If I was doing this in 3.5, I'd make sure that the communications infrasturcture all had the necrotic cysts implanted in them so that the parent-cyst could scry (and remote take over) any of her agents whenever she desired.
Best Answer
There is a mechanic that you could adapt from Blades in the Dark (at least, I think it was Blades in the Dark, it's been a while). Basically, instead of asking everybody to run Athletics and be done with it, you tell them that they need to achieve a given amount successes in order to escape. The way they achieve them is totally up to the players, but they can't just mindlessly repeat the same action, they need to try different things each time.
For instance, you could tell a group running away from a monster that the monster is really on their heels and they need four successes to escape. You can even draw four squares on a bit of paper and check one off every time they achieve a success.
Probably they are going to start by trying to outrun the monster, they might roll athletics and succeed, then you check one square off and say "alright, you've put some distance between you and the monster, but it's still running after you, what do you want to try now?" Now they might try to hide from the monster, set it on a false trail, or disguise themselves to scary it off. The more things they try, the more crazy ideas they are going to come up with, and you can always ask them to narrate each action if you want some more juice (if they say that they try to appear scary to scare off the monster, ask them to describe how they are doing it, not only roll dice).
This mechanic can, of course, be used for any other kind of challenges, not only running away from scary creatures.
To make it more interesting, a critical success can count for two and a critical failure can set the party one success back.
Active opposition
There are at least three ways you can go if you want to add active opposition to this mechanic.
Add a challenge for the opposition. The opposition needs to achieve a given amount of successes, like the party. It can be the same or a different amount, but keep track of it separately from the party's. Whoever achieves all the required successes first, wins the challenge. This works better if both sides are trying to achieve the same goal, like a race or an athletic competition.
Make the opposition set the players back. The opposition might do some actions that, if they succeed, add one more success to the amount required by the players. For instance, in the running away example, the monster might trigger an avalanche to cut the player's escape route. Then you would draw one more square in the paper with the amount of successes required for the challenge.

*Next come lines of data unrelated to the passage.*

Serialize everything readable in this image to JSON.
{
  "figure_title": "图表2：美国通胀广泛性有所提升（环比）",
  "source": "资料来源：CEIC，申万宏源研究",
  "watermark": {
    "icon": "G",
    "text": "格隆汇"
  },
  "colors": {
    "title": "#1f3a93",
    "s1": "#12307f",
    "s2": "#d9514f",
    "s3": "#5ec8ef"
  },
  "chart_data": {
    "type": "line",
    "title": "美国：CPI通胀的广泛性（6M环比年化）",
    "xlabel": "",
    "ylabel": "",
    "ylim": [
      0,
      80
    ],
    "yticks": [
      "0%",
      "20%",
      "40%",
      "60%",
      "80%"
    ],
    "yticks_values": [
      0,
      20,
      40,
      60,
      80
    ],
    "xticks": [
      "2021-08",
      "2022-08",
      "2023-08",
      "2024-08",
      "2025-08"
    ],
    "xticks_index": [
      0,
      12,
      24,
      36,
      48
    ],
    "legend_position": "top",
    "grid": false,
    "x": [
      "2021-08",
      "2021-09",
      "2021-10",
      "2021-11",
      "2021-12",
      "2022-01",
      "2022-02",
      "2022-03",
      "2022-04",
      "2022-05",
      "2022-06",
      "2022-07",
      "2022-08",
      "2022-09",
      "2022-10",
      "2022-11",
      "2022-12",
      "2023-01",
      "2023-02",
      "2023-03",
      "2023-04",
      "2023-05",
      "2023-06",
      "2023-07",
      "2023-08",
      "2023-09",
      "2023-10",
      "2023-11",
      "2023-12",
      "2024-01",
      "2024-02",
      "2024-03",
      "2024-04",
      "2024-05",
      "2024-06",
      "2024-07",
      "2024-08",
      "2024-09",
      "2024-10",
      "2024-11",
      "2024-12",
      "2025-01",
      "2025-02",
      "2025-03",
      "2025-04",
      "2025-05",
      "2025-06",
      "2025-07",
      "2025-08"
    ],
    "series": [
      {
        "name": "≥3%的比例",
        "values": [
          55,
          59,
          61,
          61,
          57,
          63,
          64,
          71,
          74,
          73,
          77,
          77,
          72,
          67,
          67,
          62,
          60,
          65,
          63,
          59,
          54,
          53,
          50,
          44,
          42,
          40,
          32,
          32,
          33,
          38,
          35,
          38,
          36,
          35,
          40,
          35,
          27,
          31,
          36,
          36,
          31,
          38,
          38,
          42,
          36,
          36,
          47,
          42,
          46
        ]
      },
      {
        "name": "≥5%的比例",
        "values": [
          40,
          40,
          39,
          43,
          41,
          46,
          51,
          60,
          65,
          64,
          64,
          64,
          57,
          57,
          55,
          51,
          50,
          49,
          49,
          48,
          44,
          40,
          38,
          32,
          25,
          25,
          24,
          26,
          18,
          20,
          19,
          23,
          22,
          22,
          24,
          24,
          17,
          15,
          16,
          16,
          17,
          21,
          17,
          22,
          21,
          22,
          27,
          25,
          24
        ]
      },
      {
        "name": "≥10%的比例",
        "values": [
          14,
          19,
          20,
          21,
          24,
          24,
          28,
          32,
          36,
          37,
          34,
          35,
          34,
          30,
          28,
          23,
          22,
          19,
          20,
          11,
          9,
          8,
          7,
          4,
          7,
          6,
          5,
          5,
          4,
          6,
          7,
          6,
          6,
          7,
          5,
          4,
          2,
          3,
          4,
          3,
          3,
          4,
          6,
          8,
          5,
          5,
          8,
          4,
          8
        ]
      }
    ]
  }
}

Add a time limit. If the party don't overcome them in a given amount of rounds, the opposition wins. The opposition is not really actively preventing the party, but the end result is not too different.
If I recall correctly, the first one is in the rules for Blades in the Dark, but the second one isn't, because the system puts a strong focus on the players driving the action. If you want to use the second option, I recommend to do so sparsely, and in any case I wouldn't make the opposition make actions that may set back the players more than once or twice for challenges that are not already difficult.